On this day, Billy is moving the Collinwood House, Plano’s oldest home built in 1862, about a mile down the road. For years, the city has tried to figure out what to do with the Gothic revival home that belonged to one of Plano’s founding families. The Civil War-era home was almost torn down because the city and voting taxpayers didn’t want to foot the bill for restoring it. But Collinwood got its happy ending when Clint Haggard and the Haggard family stepped forward to move the home onto their nearby farmland.
“I got 20 inches over here. How much you got over there?,” Billy says, hopping off the bed of a pickup truck that’s leading this caravan traveling down Windhaven Parkway, west on Spring Creek Parkway and then south on Parkwood Blvd. “You gotta line right up with it,” he tells a crewman, motioning his hand out in front of his eye line. “Then show me how much space you got.”
Billy puts two hands up, palms turned inward to demonstrate how close the house is to the obstacle ahead.
And there are plenty of obstacles. Traffic lights, lamp posts, and power lines are the ones Billy and his Lemons House Moving crew worry about most. As I’m walking alongside the house on wheels, Billy tells me to stay back when the house is crossing under the power lines.

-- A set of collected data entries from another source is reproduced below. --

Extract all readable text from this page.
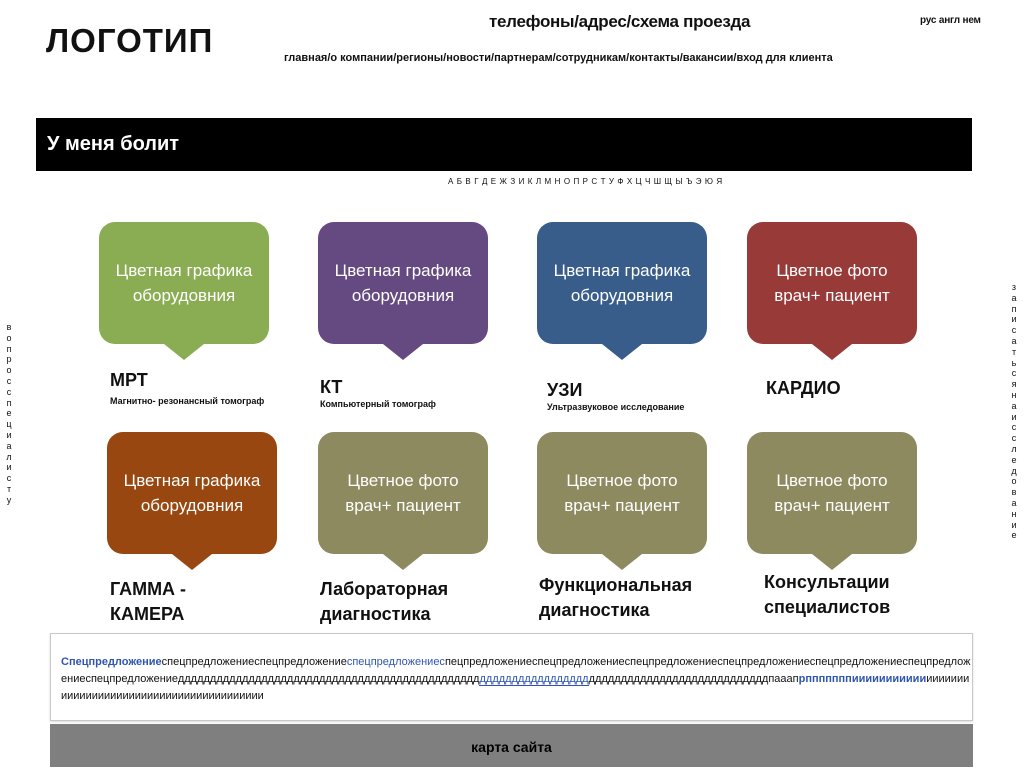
ЛОГОТИП
телефоны/адрес/схема проезда	рус англ нем
главная/о компании/регионы/новости/партнерам/сотрудникам/контакты/вакансии/вход для клиента
У меня болит
А Б В Г Д Е Ж З И К Л М Н О П Р С Т У Ф Х Ц Ч Ш Щ Ы Ъ Э Ю Я
в
о
п
р
о
с
с
п
е
ц
и
а
л
и
с
т
у
з
а
п
и
с
а
т
ь
с
я
н
а
и
с
с
л
е
д
о
в
а
н
и
е
Цветная графика оборудовния
Цветная графика оборудовния
Цветная графика оборудовния
Цветное фото врач+ пациент
МРТ
Магнитно- резонансный томограф
КТ
Компьютерный томограф
УЗИ
Ультразвуковое исследование
КАРДИО
Цветная графика оборудовния
Цветное фото врач+ пациент
Цветное фото врач+ пациент
Цветное фото врач+ пациент
ГАММА - КАМЕРА
Лабораторная диагностика
Функциональная диагностика
Консультации специалистов
Спецпредложениеспецпредложениеспецпредложениеспецпредложениеспецпредложениеспецпредложениеспецпредложениеспецпредложениеспецпредложениеспецпредложениеспецпредложениеддддддддддддддддддддддддддддддддддддддддддддддддддддддддддддддддддддддддддддддддддддддддддддпааапрпппппппиииииииииииииииииииииииииииииииииииииииииииииииииии
карта сайта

Just as soon as the house clears the power lines, there’s a problem with a street lamp that the house won’t clear.
Shimmying to the other side isn’t an option because of a fire hydrant, so a crew member dons a ladder and climbs to the top of the roof to see whether the light pole has any give. It doesn’t, and the trailer carrying the home must reverse and use the other lane of traffic.
But there’s obstacles you don’t realize until you’re trying to maneuver an extra wide load down the street, like curbs, tree limbs, street signs, and fire hydrants. Today, about half a dozen sign poles came down temporarily, like this “Left Lane Must Turn” sign that the house bowled down.
Meanwhile, passersby on Spring Creek and Parkwood drove by with windows down and phones out to film the strange sight of a house in the middle of a busy intersection. Moves like this typically happen at night and occur in several stages, where disassembled parts of the house are moved individually. But the Collinwood House is unusual in that it moved all in one piece and during the late morning hour.
The house moved one mile and took three hours. Billy Lemons does the math for me. “Nevermind what I said earlier about the house moving two or three miles an hour while on the road,” Billy says. “That house went one-third mile per hour.”
Billy’s work is just about done as the Collinwood House moves onto its final destination. The Collinwood House will now be the Haggard House, and it’s finally found its home.